What this means is that the COLA seniors are getting will trail the prevailing inflation rate by one-tenth of 1%. This might not sound like much, but Mary Johnson, Social Security and Medicare policy analyst for the Virginia-based Senior Citizens League, says low cost-of-living increases like this have been the norm for years now—and the cumulative effect has been deeply damaging.
“We calculate that Social Security recipients have lost about 20% of their buying power since 2009,” Johnson says, because while overall inflation has been low—and that’s what the annual COLA is pegged to—the price of some things has soared.
Similar criticism was leveled by another group, the Washington-based group, the National Active and Retired Federal Employees (NARFE).
“This insufficient COLA fails to keep up with inflation experienced by seniors, further eroding their purchasing power,” said NARFE President Ken Thomas.
What has happened this year alone supports the view of both groups. One major component of the Consumer Price Index is fuel prices (heating oil, gasoline and so forth). Thanks to the coronavirus-induced economic collapse, fuel prices plunged earlier this year and really haven’t recovered. This has helped keep inflation—and thus the COLA—low.
At the same time, the price of some things has soared. As the economy was crashing earlier this year, the production and distribution of food was severely impacted. Remember just six months ago? The price of meat, poultry, fish, vegetables and baked goods all jumped, pushing grocery bills higher by the most in nearly 50 years.
Falling energy prices may not mean as much to seniors who don’t drive as much as they used to, and who may live in warm-weather states where heating oil isn’t a critical issue. But soaring food prices? That’s another matter entirely.
Thus some items that comprise the cost of living index are more relevant than others to seniors—yet their COLAs reflect the prices of all components in the index.
Johnson points out another flaw with how Social Security COLAs are calculated. Trustees look at a gauge called the “CPI-W”—the Consumer Price Index for Urban Wage Earners and Clerical Workers—which measures prices paid by working adults under the age of 62 (before the minimum Social Security eligibility age). CPI-W places greater weight on things that seniors need less of—like electronics and, again, gasoline—but less weight on things seniors do spend big on, like medical expenses.
How on earth could the Social Security trustees de-emphasize medical expenses? It’s only mid-October, but the cost of 42 key medicines has already gone up an average 3.3% this year, according to GoodRx, which tracks such things. Also burning a hole in the pockets of millions of seniors is premiums and deductibles for Medicare Part B, which helps cover things like doctor’s services, outpatient services and other medical supplies.

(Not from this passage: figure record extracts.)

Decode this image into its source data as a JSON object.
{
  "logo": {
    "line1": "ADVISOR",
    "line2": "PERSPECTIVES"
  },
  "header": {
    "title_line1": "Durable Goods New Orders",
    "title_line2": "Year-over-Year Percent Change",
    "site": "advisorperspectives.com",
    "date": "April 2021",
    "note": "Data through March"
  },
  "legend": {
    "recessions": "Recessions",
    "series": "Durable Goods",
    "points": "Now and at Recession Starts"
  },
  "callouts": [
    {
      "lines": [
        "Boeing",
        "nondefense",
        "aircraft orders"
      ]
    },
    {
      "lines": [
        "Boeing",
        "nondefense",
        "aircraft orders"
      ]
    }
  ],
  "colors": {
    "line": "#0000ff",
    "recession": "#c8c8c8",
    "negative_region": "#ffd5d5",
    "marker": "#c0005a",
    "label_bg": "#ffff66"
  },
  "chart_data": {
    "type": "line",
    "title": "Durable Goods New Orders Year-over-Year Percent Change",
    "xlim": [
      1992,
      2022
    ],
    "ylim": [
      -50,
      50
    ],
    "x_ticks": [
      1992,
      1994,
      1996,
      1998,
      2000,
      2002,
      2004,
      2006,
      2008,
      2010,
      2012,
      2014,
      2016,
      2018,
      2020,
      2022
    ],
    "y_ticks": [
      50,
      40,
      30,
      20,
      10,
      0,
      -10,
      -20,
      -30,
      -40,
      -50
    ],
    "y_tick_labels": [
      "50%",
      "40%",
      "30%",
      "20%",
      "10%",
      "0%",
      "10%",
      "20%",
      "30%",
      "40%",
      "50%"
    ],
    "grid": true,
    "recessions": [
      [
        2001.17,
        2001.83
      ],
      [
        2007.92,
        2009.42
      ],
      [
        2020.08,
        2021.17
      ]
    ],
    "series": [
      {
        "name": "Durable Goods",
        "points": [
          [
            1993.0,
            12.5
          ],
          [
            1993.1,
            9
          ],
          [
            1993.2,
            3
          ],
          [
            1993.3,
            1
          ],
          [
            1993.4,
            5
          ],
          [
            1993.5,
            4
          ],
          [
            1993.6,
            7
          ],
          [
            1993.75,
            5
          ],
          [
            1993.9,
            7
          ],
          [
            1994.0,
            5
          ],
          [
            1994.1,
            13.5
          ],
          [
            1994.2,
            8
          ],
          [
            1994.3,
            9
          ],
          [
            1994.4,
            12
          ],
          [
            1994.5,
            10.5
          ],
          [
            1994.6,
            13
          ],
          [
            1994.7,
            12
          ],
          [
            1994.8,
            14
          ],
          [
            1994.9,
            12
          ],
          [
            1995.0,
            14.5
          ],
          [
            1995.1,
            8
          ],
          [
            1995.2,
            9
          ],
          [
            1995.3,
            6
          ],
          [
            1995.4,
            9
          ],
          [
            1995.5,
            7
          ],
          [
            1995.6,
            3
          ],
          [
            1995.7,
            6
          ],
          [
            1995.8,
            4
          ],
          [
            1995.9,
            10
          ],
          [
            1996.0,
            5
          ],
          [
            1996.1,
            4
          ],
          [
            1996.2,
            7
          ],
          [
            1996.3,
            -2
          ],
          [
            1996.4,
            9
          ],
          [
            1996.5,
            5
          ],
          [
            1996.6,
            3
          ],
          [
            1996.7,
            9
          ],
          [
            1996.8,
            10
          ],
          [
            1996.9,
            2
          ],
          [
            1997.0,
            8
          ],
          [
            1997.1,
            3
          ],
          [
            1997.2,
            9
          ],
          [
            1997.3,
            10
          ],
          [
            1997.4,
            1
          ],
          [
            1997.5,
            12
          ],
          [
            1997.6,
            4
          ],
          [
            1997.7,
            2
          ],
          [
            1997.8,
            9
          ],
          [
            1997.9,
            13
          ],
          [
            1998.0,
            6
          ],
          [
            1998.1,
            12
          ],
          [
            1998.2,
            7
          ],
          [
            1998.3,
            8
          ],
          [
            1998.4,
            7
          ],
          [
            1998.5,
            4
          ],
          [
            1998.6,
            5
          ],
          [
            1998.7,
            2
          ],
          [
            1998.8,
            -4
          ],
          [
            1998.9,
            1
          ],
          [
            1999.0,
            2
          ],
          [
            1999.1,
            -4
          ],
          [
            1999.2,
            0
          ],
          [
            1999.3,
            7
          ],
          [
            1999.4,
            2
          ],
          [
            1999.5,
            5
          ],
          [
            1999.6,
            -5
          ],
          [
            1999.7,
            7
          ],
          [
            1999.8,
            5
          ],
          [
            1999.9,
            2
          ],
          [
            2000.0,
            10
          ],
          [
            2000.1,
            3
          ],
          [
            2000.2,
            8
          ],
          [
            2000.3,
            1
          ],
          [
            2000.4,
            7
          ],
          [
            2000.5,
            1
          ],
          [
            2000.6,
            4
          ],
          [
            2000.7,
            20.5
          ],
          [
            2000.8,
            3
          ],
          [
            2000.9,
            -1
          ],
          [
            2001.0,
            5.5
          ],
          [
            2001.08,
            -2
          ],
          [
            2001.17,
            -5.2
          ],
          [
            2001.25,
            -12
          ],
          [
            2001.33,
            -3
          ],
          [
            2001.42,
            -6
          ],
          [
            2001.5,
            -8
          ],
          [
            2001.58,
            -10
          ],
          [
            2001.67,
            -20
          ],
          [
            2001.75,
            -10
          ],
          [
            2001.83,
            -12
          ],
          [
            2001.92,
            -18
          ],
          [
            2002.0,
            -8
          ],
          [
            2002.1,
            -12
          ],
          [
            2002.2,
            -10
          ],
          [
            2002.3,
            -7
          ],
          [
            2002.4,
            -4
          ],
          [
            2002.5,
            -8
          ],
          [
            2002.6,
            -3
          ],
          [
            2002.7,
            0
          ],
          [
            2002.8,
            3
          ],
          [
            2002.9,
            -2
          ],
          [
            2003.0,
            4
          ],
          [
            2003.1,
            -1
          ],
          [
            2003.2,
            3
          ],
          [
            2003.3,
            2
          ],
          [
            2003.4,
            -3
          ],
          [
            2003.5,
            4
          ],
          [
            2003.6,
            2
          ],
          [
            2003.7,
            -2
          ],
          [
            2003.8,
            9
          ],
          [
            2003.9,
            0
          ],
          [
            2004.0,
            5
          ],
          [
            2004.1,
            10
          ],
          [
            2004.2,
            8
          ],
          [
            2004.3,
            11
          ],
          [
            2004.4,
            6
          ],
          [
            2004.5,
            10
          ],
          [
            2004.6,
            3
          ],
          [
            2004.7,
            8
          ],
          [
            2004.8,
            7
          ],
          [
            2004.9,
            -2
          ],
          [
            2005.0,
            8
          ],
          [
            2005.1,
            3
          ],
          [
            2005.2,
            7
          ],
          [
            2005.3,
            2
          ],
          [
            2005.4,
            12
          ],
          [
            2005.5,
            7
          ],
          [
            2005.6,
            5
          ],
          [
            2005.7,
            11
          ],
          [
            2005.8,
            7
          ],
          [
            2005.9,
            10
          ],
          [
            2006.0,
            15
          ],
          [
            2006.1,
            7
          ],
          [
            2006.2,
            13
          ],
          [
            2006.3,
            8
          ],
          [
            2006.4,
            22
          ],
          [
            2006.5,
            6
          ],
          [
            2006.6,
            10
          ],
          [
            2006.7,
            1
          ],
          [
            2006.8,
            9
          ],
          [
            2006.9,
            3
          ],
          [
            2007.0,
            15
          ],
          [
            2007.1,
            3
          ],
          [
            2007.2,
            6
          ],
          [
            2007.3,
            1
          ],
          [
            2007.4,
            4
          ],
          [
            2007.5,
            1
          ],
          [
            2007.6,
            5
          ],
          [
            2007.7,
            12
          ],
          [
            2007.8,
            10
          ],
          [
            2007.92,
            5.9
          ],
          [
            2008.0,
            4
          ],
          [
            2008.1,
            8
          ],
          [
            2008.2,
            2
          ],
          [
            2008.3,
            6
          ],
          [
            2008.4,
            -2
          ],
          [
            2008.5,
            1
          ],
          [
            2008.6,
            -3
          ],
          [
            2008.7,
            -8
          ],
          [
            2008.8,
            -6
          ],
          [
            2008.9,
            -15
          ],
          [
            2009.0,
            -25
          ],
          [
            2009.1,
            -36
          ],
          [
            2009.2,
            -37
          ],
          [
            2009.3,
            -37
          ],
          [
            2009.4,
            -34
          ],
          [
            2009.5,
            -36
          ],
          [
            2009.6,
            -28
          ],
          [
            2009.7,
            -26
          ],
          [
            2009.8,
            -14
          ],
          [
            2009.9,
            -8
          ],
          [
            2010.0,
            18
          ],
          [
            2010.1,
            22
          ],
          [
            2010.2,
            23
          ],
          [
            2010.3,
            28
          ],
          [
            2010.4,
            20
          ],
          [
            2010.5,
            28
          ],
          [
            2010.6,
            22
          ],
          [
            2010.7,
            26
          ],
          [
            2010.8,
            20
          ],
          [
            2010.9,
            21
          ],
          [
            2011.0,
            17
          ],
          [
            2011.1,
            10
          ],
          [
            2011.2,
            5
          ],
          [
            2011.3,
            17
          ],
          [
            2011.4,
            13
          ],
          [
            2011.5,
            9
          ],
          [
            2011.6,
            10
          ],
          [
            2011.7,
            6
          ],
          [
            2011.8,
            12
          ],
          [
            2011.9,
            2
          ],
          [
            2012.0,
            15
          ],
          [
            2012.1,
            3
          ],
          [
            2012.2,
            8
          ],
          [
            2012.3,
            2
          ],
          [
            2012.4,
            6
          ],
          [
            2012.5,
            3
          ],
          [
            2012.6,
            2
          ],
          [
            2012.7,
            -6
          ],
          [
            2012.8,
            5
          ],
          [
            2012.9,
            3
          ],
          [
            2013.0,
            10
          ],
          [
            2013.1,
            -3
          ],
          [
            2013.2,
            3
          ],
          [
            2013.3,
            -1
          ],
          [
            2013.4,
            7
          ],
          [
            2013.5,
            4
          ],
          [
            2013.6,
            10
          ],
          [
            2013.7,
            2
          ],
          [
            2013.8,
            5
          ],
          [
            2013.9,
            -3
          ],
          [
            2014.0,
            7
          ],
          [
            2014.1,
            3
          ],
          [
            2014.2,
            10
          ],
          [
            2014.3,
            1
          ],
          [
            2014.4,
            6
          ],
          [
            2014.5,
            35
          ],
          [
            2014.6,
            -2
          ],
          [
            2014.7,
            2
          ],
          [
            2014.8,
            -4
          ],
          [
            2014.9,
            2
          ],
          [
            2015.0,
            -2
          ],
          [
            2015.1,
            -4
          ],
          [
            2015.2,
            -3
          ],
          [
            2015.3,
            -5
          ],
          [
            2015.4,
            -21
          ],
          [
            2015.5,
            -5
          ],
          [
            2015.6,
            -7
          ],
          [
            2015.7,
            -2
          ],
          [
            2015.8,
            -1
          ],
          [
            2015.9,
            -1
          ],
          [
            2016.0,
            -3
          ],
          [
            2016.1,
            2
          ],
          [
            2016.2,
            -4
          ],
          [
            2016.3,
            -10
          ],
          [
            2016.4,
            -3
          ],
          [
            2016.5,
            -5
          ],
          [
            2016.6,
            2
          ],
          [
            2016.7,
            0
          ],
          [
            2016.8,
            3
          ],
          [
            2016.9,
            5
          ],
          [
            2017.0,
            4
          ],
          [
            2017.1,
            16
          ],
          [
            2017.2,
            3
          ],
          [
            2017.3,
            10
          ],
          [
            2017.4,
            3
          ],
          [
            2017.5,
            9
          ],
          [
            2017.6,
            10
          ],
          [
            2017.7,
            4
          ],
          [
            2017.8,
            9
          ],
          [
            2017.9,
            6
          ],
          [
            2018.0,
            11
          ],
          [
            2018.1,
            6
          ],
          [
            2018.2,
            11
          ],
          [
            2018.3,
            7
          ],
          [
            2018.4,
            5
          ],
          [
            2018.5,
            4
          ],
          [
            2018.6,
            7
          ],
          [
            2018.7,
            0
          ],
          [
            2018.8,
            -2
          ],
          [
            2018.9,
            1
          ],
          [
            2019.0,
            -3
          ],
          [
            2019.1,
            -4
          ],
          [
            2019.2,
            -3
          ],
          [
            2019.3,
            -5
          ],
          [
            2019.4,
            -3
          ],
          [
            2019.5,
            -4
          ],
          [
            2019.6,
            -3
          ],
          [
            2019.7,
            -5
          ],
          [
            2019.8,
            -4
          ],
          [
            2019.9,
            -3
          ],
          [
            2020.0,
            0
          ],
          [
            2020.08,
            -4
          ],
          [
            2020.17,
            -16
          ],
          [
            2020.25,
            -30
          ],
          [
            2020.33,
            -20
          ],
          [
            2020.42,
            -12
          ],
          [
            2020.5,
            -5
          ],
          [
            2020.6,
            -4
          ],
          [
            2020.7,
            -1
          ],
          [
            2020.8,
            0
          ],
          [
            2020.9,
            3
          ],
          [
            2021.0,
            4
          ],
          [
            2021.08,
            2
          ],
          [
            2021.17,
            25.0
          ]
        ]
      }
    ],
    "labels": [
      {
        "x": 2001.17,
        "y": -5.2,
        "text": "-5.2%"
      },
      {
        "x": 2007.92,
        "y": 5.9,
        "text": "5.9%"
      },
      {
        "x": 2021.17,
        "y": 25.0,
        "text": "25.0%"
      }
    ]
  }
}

The cost of both Medicare premiums and deductibles are up about 7% this year, Johnson says, and will increase again in 2021, though recent legislation passed by Congress and signed by President Trump could limit that increase.
Even so, “these low cost-of living increases seniors are getting are not keeping up with their true cost of living,” Johnson charges.
NARFE’s Thomas says what Congress should do is stop pegging Social Security cost-of-living increases to workers under the age of 62, and pass legislation pegging it to what seniors actually spend money on.
Such legislation — the so-called “Fair COLAs for Seniors Act” — has been introduced in the House. But Thomas notes that none of four committees with jurisdiction over it has acted.